Although it is possible that the difference in the quality of produce could have been due to varying cultivar heat tolerance levels, the internal microclimate also has a profound effect on the quality of the crop. The conflicting results clearly illustrate the dependence of the internal environmental microclimate conditions on the external environment and the need to develop structures that are less expensive and more suited for the variable agro-climate conditions in the Southern African region.
29
Pre-harvest climatic conditions have a profound effect on the postharvest quality of tomatoes.
Growth temperatures above 32°C and below 12°C inhibit the normal development of the red colour of tomatoes (Gruda, 2012).
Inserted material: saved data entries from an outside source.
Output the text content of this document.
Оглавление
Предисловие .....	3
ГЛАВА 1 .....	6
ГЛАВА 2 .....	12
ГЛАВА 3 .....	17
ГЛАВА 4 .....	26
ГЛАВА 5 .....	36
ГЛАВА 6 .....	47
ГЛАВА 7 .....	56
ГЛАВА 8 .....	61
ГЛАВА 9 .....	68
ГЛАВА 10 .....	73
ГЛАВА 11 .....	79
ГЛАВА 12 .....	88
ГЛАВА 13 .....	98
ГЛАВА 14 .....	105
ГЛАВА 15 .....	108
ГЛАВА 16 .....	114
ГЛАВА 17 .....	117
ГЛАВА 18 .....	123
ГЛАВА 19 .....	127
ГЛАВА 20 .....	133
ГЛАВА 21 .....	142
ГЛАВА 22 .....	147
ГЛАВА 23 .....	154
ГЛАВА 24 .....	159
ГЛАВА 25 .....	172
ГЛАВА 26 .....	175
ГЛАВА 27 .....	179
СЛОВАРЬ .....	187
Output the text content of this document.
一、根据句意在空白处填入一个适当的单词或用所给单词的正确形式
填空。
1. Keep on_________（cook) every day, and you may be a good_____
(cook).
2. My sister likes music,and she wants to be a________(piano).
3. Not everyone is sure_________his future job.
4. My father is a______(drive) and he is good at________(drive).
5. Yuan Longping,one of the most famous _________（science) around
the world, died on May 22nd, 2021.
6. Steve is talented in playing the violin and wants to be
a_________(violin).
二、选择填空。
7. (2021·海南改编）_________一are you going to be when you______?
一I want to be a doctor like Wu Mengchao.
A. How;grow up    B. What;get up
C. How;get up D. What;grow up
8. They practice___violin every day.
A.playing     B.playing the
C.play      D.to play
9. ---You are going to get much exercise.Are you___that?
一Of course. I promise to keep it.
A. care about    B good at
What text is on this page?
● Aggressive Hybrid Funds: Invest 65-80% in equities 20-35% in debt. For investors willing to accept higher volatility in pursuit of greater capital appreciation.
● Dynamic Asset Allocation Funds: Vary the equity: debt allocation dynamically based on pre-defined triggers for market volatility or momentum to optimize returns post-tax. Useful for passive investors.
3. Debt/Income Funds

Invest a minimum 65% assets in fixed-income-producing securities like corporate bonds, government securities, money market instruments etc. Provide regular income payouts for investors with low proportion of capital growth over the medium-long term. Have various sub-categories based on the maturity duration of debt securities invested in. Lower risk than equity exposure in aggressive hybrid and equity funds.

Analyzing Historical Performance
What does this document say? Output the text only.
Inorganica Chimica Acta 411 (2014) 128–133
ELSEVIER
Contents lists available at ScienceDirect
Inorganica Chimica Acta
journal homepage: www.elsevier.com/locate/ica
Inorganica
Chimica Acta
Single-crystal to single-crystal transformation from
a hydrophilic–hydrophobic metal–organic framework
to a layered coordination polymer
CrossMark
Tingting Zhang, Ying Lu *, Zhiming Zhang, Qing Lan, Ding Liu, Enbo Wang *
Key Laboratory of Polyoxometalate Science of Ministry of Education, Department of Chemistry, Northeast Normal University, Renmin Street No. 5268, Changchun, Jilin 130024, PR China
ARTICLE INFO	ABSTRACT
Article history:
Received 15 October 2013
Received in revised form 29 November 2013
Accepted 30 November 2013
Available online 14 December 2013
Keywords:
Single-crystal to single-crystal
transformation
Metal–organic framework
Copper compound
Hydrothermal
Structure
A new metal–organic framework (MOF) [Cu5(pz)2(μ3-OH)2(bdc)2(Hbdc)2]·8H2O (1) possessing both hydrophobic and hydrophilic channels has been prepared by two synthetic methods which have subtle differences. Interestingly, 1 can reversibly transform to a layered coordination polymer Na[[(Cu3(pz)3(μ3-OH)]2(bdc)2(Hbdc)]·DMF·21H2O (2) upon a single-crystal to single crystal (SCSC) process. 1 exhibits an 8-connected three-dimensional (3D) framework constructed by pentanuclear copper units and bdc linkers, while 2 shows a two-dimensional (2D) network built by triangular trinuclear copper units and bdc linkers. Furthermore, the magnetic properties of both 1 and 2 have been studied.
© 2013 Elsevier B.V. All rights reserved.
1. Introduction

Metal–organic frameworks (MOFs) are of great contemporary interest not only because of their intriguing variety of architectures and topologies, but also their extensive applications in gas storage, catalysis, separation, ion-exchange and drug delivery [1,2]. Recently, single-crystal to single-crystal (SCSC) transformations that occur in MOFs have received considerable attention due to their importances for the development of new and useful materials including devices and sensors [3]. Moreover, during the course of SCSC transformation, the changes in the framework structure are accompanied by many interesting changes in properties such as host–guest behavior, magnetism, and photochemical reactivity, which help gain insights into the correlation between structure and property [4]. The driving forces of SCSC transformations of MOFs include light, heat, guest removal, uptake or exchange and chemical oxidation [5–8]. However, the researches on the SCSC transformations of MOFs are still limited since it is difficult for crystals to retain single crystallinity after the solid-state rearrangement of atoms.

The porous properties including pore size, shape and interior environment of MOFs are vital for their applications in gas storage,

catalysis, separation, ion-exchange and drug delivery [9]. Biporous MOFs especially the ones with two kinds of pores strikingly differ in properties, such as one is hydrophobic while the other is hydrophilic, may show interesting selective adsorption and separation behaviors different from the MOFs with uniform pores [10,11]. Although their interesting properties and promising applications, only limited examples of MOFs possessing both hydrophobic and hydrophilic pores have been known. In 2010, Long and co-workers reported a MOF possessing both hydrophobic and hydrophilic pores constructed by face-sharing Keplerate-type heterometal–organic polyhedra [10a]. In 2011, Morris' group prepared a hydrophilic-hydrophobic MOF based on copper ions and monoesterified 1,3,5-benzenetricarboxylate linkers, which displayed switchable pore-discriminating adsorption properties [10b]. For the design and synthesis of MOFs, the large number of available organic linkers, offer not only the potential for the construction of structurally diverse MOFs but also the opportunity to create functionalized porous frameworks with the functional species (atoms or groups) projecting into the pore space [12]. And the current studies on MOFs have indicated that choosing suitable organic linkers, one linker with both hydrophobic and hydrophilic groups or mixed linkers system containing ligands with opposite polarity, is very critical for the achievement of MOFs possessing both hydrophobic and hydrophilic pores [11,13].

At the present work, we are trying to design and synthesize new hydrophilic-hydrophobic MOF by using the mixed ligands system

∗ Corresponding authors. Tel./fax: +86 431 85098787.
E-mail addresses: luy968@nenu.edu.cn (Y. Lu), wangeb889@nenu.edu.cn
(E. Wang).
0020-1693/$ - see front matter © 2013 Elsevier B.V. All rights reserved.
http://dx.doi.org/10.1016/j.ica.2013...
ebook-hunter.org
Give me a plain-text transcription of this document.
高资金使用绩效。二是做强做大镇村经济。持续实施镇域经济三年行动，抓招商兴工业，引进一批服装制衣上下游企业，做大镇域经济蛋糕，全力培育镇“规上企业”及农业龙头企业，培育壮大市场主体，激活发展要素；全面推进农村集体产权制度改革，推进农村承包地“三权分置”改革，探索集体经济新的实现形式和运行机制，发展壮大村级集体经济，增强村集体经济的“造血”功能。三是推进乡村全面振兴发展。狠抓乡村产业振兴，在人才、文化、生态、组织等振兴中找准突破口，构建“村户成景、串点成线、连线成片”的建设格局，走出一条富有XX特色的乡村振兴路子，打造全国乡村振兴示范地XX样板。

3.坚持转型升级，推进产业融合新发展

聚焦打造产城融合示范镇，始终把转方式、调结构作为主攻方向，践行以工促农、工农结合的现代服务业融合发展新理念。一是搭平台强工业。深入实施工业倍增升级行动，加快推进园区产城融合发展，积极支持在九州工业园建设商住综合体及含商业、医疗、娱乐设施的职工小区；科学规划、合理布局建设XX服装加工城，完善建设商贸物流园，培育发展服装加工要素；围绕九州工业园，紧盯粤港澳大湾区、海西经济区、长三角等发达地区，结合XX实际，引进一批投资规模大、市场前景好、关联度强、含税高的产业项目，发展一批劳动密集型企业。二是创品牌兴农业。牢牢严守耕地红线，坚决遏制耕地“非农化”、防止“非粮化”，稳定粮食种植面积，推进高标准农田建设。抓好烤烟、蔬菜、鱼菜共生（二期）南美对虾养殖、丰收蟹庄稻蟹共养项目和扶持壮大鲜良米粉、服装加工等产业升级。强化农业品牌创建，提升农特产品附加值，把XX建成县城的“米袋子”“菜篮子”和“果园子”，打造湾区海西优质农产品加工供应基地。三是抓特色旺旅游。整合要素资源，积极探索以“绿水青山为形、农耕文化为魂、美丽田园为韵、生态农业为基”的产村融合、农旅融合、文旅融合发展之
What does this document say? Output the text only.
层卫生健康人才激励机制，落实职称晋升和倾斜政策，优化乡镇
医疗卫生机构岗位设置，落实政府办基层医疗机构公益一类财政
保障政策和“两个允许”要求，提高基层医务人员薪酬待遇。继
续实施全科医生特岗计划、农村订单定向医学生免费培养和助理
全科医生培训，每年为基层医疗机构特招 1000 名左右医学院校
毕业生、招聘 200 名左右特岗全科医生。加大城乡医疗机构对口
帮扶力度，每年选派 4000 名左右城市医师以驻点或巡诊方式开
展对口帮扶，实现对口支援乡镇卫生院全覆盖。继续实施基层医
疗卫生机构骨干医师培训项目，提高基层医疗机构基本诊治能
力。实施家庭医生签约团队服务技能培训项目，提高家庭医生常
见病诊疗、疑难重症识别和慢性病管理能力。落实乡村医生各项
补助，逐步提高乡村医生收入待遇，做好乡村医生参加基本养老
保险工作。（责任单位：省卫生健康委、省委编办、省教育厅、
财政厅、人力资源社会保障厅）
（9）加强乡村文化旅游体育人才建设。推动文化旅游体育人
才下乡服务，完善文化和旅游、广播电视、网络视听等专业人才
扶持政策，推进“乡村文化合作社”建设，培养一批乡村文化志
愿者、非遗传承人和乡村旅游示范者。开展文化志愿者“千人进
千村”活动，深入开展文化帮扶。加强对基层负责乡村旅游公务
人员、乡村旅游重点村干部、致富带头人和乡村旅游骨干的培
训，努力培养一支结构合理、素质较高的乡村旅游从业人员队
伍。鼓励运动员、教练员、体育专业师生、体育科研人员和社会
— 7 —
The temperature and RH also affect the cuticular membranes of the tomatoes, influencing the texture of tomatoes (Matas et al., 2005). This has been attributed to the temperature-dependence of the enzymatic activity on the cell wall of tomatoes (Meli et al., 2010). High temperatures during the developmental stages of the fruits, aid the translocation of sugars, mainly sucrose, to the fruits, whereas increased enzymatic activity during the ripening stages results in tomato fruits with high sugar contents.
In addition to pre-harvest climatic conditions, the postharvest qualities of horticultural crops are also subject to genetic variations and postharvest storage temperature and RH. However, genetic responses may be modified by pre-harvest conditions. For example, instead of the normal red colour of tomatoes, a yellow colour may be synthesized in response to high growth temperatures (Camelo and Lopez, 2004). Cold storage temperature and high RH delay the ripening process and extend the shelf-life of tomatoes. Cold temperatures reduce the respiration and transpiration rates and the accompanying biochemical activities, which delays the change in colour and texture that occurs in postharvest. Understanding the response of tomatoes to the greenhouse microclimates of greenhouse facilities available in South Africa, can provide information for selection of both greenhouse type and cultivar. It can also help to minimize the losses that occur after harvesting, as well as the type of storage facilities required.